The version that everyone remembers is that the show moved to syndication two weeks after it left CBS...and was an instant sensation. Along with Family Feud, it was probably the most popular game show of the late 70's and early 80's. Now the questions are asked on monitors, and there's occasional "red squares" as money bonuses. They also added an actual bonus round.
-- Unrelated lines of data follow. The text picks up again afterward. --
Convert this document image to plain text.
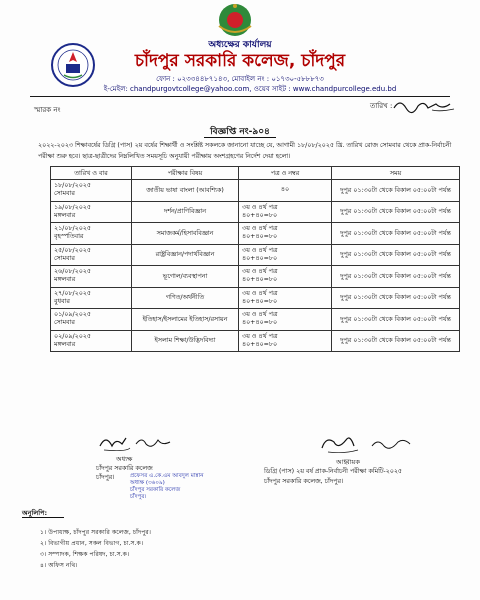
অধ্যক্ষের কার্যালয়
চাঁদপুর সরকারি কলেজ, চাঁদপুর
ফোন : ০২৩৩৪৪৮৭১৪৩, মোবাইল নং : ০১৭৩০-৫৮৮৮৭৩
ই-মেইল: chandpurgovtcollege@yahoo.com, ওয়েব সাইট : www.chandpurcollege.edu.bd
স্মারক নং	তারিখ :
বিজ্ঞপ্তি নং-৯০৪
২০২২-২০২৩ শিক্ষাবর্ষের ডিগ্রি (পাস) ২য় বর্ষের শিক্ষার্থী ও সংশ্লিষ্ট সকলকে জানানো যাচ্ছে যে, আগামী ১৮/০৮/২০২৫ খ্রি. তারিখ রোজ সোমবার থেকে প্রাক-নির্বাচনী পরীক্ষা শুরু হবে। ছাত্র-ছাত্রীদের নিম্নলিখিত সময়সূচি অনুযায়ী পরীক্ষায় অংশগ্রহণের নির্দেশ দেয়া হলো।
তারিখ ও বার	পরীক্ষার বিষয়	পত্র ও নম্বর	সময়

১৮/০৮/২০২৫
সোমবার	জাতীয় ভাষা বাংলা (আবশ্যিক)	৪০	দুপুর ০১:৩০টা থেকে বিকাল ০৫:০০টা পর্যন্ত

১৯/০৮/২০২৫
মঙ্গলবার	দর্শন/প্রাণিবিজ্ঞান	৩য় ও ৪র্থ পত্র
৪০+৪০=৮০	দুপুর ০১:৩০টা থেকে বিকাল ০৫:০০টা পর্যন্ত

২১/০৮/২০২৫
বৃহস্পতিবার	সমাজকর্ম/হিসাববিজ্ঞান	৩য় ও ৪র্থ পত্র
৪০+৪০=৮০	দুপুর ০১:৩০টা থেকে বিকাল ০৫:০০টা পর্যন্ত

২৫/০৮/২০২৫
সোমবার	রাষ্ট্রবিজ্ঞান/পদার্থবিজ্ঞান	৩য় ও ৪র্থ পত্র
৪০+৪০=৮০	দুপুর ০১:৩০টা থেকে বিকাল ০৫:০০টা পর্যন্ত

২৬/০৮/২০২৫
মঙ্গলবার	ভূগোল/ব্যবস্থাপনা	৩য় ও ৪র্থ পত্র
৪০+৪০=৮০	দুপুর ০১:৩০টা থেকে বিকাল ০৫:০০টা পর্যন্ত

২৭/০৮/২০২৫
বুধবার	গণিত/অর্থনীতি	৩য় ও ৪র্থ পত্র
৪০+৪০=৮০	দুপুর ০১:৩০টা থেকে বিকাল ০৫:০০টা পর্যন্ত

০১/০৯/২০২৫
সোমবার	ইতিহাস/ইসলামের ইতিহাস/রসায়ন	৩য় ও ৪র্থ পত্র
৪০+৪০=৮০	দুপুর ০১:৩০টা থেকে বিকাল ০৫:০০টা পর্যন্ত

০২/০৯/২০২৫
মঙ্গলবার	ইসলাম শিক্ষা/উদ্ভিদবিদ্যা	৩য় ও ৪র্থ পত্র
৪০+৪০=৮০	দুপুর ০১:৩০টা থেকে বিকাল ০৫:০০টা পর্যন্ত
অধ্যক্ষ
চাঁদপুর সরকারি কলেজ
চাঁদপুর।	প্রফেসর এ.কে.এম আবদুল মান্নান
অধ্যক্ষ (৩৬০৯)
চাঁদপুর সরকারি কলেজ
চাঁদপুর।
আহ্বায়ক
ডিগ্রি (পাস) ২য় বর্ষ প্রাক-নির্বাচনী পরীক্ষা কমিটি-২০২৫
চাঁদপুর সরকারি কলেজ, চাঁদপুর।
অনুলিপি:
১। উপাধ্যক্ষ, চাঁদপুর সরকারি কলেজ, চাঁদপুর।
২। বিভাগীয় প্রধান, সকল বিভাগ, চা.স.ক।
৩। সম্পাদক, শিক্ষক পরিষদ, চা.স.ক।
৪। অফিস নথি।
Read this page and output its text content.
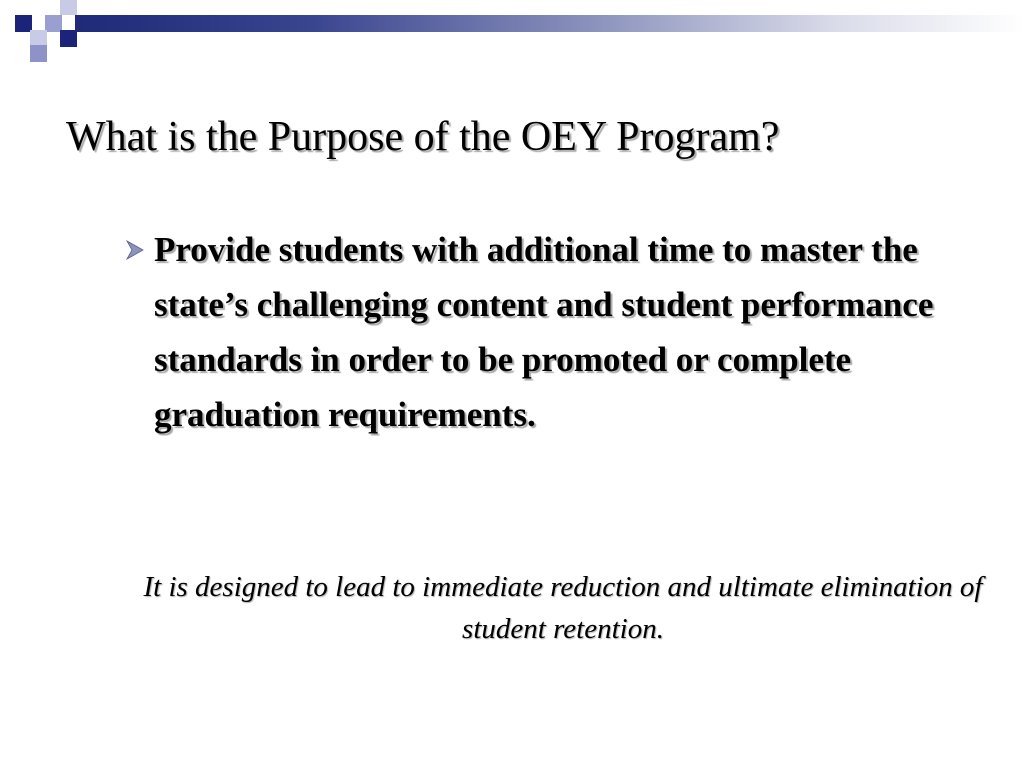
What is the Purpose of the OEY Program?

Provide students with additional time to master the state’s challenging content and student performance standards in order to be promoted or complete graduation requirements.

It is designed to lead to immediate reduction and ultimate elimination of student retention.
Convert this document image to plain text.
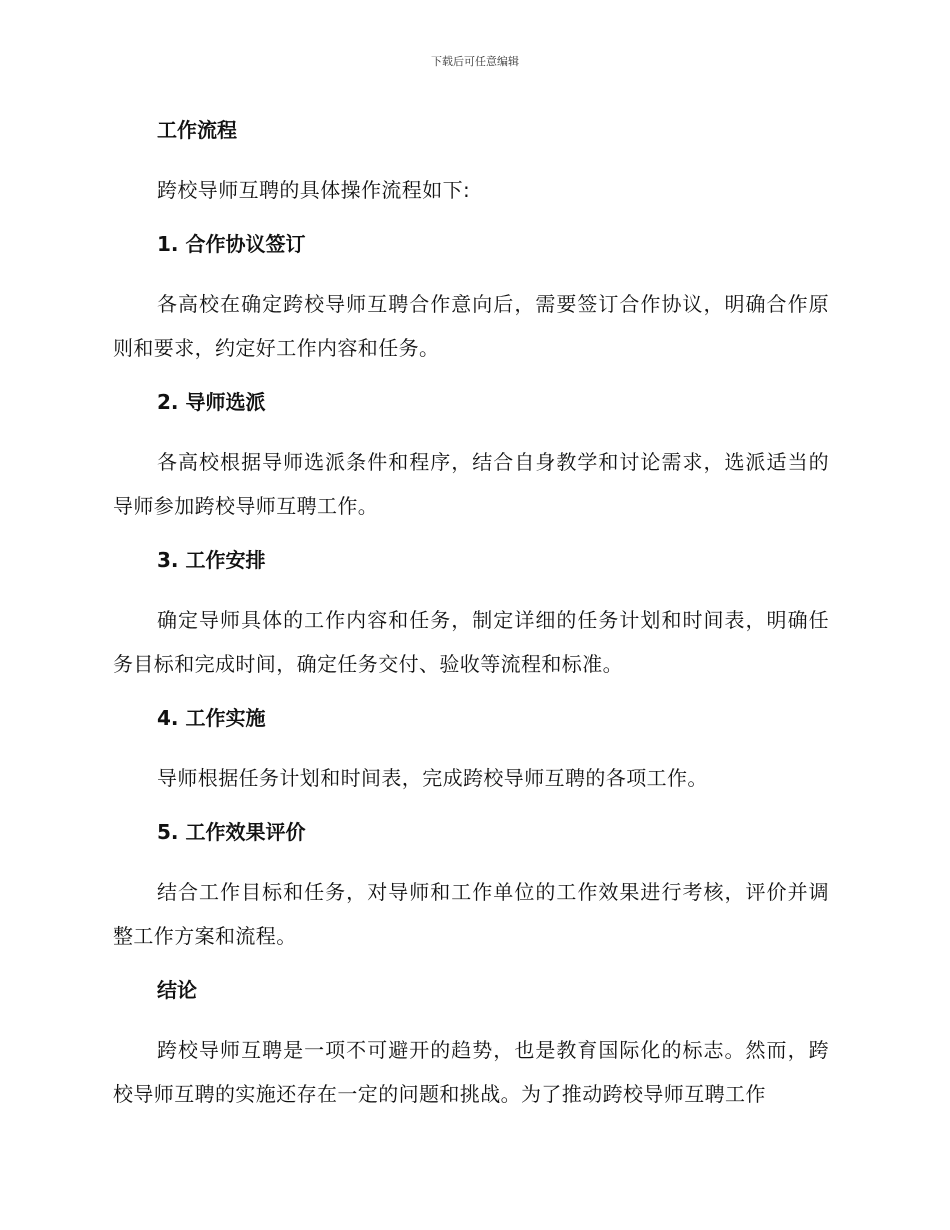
下载后可任意编辑
工作流程

跨校导师互聘的具体操作流程如下:

1. 合作协议签订

各高校在确定跨校导师互聘合作意向后，需要签订合作协议，明确合作原则和要求，约定好工作内容和任务。

2. 导师选派

各高校根据导师选派条件和程序，结合自身教学和讨论需求，选派适当的导师参加跨校导师互聘工作。

3. 工作安排

确定导师具体的工作内容和任务，制定详细的任务计划和时间表，明确任务目标和完成时间，确定任务交付、验收等流程和标准。

4. 工作实施

导师根据任务计划和时间表，完成跨校导师互聘的各项工作。

5. 工作效果评价

结合工作目标和任务，对导师和工作单位的工作效果进行考核，评价并调整工作方案和流程。

结论

跨校导师互聘是一项不可避开的趋势，也是教育国际化的标志。然而，跨校导师互聘的实施还存在一定的问题和挑战。为了推动跨校导师互聘工作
In the CBS show, people would try to get three Xs or Os in a row and avoid the noisy roaring dragon that would seemingly lunge at the screen. The syndicated version had them choosing numbers to find money under them. If they found $1,000 or over, or got the words "Tic" and "Tac," they'd win a big prize package. Contestants who won five games in a row got a car.

There were a lot of big winners on this show, but the biggest debuted in 1980. Naval pilot Thom McKee started off in September 1980 and would continue winning money for 46 episodes. He eventually amassed more than $312,000 and eight cars. It was a game show winnings record that would stand until Ken Jennings' big run on Jeopardy! 20 years later. (And apparently the guy who finally defeated him went on to do really well, too.) 

Martindale left to do his own Headline Chasers in 1985. Jim Caldwell replaced him, and while he apparently got better as the final season went on, he was really no Martindale. On the other hand, the set did get a rather attractive make over at this point, trading in the late 70's wood-and-gold look for softer pastels. Nothing helped. Dough couldn't stand out in a syndicated landscape now dominated by Jeopardy! and Wheel of Fortune and finally ended in 1986. 

Dough was one of the many games that saw a revival in 1990. Alas, this version is rather notorious among game show fans for not being terribly good. On the plus side was a nifty early CGI board and a simple but fairly elegant set. However, the bonus round was unnecessarily complicated by a new knight "dragon slayer" character and the contestant choosing to play Xs or Os, instead of just choosing money. Host Patrick Wayne was an actor who had little prior experience  hosting. He tended to be either totally bored or screaming at the top of his lungs. 

(It's too bad most people think this moves too slow and the tic-tac-toe board is too cumbersome to work nowadays. There apparently was a pilot for a third revival shot in 2021 with Tom Berganon, but they didn't go ahead with it. I wish they'd change their minds. I enjoy watching the older episodes, and I did as a kid when I'd see them on USA. I wonder if there might be life for this show yet in the right hands.)

At any rate, see if you can solve trivia and avoid that infamous dragon with some of the most winningest contestants ever on television! (Look for commercials from the show's run on Game Show Network and USA on most episodes and bad tapes on the CBS premiere and the show from 1986.)